For decades, S&P and its chief counterpart, Moody's Investors Service ( MCO ), benefited from the government's blessing as arbiters of creditworthiness. Despite two attempts by Congress to rein in the raters and probes by a Senate committee and the Financial Crisis Inquiry Commission, this has not changed. Now, the world's largest ratings firm stands accused of violating its own standards amid recent allegations that surfaced several weeks ago.

The Justice Department lawsuit, congressional records and interviews with former S&P employees seek to provide a blueprint that shows how the firm apparently mitigated internal dissent, misleading regulators and accommodating issuers at the expense of investors.
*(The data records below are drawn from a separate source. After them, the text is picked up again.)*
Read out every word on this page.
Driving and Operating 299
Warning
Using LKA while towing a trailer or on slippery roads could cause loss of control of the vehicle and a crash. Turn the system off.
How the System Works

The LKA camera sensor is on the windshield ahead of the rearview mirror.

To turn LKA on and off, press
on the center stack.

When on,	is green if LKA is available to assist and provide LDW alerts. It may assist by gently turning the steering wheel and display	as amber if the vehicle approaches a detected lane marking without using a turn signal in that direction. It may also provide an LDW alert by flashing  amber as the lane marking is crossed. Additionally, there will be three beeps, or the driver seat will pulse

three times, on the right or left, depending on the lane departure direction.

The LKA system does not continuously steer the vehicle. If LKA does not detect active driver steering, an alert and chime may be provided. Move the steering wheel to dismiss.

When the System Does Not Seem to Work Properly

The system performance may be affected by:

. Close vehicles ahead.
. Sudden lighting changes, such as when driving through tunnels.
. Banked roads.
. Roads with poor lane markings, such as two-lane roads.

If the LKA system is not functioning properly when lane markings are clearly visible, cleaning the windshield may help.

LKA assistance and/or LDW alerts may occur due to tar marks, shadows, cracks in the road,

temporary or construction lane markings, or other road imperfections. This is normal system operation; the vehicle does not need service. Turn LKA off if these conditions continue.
The first government fraud case involving a ratings company might set the stage for rule changes that S&P helped block in the past.

A finding against S&P "could be an explosive wake-up call that propels financial reform back to the top of the nation's agenda, where it belongs," noted Dennis M. Kelleher, chief executive officer of Better Markets Inc., a Washington-based watchdog group. "Regulators may finally stop listening to Wall Street lobbyists and pass rules to protect taxpayers from reckless and risky betting."